If we implement that TODO would it resolve your problem?

E.g. I could do either a non-mutating

SMatrix{N,M,Float64}() * Vector{Float64}(M) -> SVector{N}(Float64)

or a mutating

A_mul_B!(::Vector{Float64}, ::SMatrix{N,M,Float64}, ::Vector{Float64})

[andyferris]

Basically, I need products of an SMatrix and a heap-allocated vector to be fast and not allocate any memory

If I take that word-for-word, then A_mul_B!(::MVector, ::SMatrix, ::MVector) would be what you are looking for (have you used the mutable static arrays? if not - I think they are pretty cool).

[tkoolen]

A_mul_B!(::MVector, ::SMatrix, ::MVector)

Unfortunately, the choice of the type of the first and third argument in that function call are constrained by other requirements in my application and can't be MVectors.

SMatrix{N,M,Float64}() * Vector{Float64}(M) -> SVector{N}(Float64)

I definitely need that, but also the case where the second argument is a view of a Vector. I quickly hacked something together for now, but I would really love to have any matrix-vector and (less critically for me right now) matrix-matrix product for which the size of the output can be statically inferred return a StaticArray computed without any heap allocations. Another example: a product of a view of an SMatrix with Colon as the first index and an AbstractVector would be extremely useful for me.

[andyferris]

@tkoolen master now has an implementation of these (i.e. Matrix-vector) functions. I haven't had time to do benchmarking, so if you want to take a look that would be great.

[tkoolen]

Wow, awesome! I'll take a look tomorrow. Thank you so much!

[andyferris]

It's now tagged and published, along with a couple of other improvements and fixes.

[andyferris]

See #58 for a first attempt at a Size trait. Feedback welcome.

[andyferris]

To keep this thread up-to-date, the Size trait is now integrated throughout the package. I wouldn't mind Length and something to determine if both setindex! and an empty constructor will work.

[andyferris]

#534 means axes and keys preserves the static size, which IMO will be a better way of dealling with the Size trait.

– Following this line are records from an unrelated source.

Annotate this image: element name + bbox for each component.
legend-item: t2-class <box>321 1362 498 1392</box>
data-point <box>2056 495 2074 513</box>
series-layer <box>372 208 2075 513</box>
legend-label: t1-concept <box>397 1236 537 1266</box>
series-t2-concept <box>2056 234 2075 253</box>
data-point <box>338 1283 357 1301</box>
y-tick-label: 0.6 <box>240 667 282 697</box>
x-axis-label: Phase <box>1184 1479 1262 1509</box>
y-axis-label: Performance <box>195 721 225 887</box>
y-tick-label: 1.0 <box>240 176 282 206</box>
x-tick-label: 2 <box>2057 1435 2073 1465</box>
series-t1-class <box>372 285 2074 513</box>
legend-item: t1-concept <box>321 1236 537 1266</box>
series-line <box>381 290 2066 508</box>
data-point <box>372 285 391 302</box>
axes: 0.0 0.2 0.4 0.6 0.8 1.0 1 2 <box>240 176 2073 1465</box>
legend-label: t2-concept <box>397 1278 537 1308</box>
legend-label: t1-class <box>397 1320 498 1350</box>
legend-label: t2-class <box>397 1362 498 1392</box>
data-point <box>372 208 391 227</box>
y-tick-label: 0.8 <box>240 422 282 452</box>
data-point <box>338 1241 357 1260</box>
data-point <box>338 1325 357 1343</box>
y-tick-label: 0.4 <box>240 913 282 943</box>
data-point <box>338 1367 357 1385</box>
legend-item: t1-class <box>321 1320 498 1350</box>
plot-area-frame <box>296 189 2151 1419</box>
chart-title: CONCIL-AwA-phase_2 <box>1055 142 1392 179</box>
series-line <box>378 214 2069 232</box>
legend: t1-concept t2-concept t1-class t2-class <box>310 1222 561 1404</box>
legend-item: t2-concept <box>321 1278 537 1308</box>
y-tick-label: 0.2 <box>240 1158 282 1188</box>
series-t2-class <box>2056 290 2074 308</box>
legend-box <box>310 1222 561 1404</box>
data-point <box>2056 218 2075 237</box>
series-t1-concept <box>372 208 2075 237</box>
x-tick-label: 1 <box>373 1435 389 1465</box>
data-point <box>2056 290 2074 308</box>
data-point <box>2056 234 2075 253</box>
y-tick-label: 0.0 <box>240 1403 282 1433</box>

I suppose we still have mutability as a concern here (which ultimately should be addressed in Base, but someone has to make a prototype somewhere).

[chriselrod]

Rather than stack-allocated or heap-allocated, I need to know whether an AbstractArray defines valid pointers.
JuliaSIMD/LoopVectorization.jl#7
One idea was to use the StridedArray interface, dispatching differently on generic AbstractArrays vs DenseArrays. However, MArrays are not DenseArrays.
By not being trait-based, this approach has the disadvantage of conflicting with subtyping. That is, you couldn't have SArray and MArray both be subtypes of StaticArray while !(SArray <: DenseArray) and MArray <: DenseArray.

Any suggestions or ideas?

[JeffreySarnoff]

You are running into the intrinsic non-orthogonality of intrinsically independent traits.
One goes only so far with has<not>_this_trait and is<isnot>_this_of_that_trait because some of the thises also are characterized appropriately as a that and others are not so. Classes of traits is overkill, imo. Possibly kinds of traits or trait-qualities that, within a given quality or of a kind, are disjoint by construction/definition/consensus. For example, different milling technologies (a proxy for processing algorithms) apply to distinct types of struct_ural fabrication. A pneumatic drill ought be inadmissible as a tool for shaping precious gems; and a surgical laser ought be inadmissible as a tool for grooming one's pet. Animals and Minerals are long standing traitable qualities (q.v. the kids guessing game). What applies thereto is in some sortal sense kinded.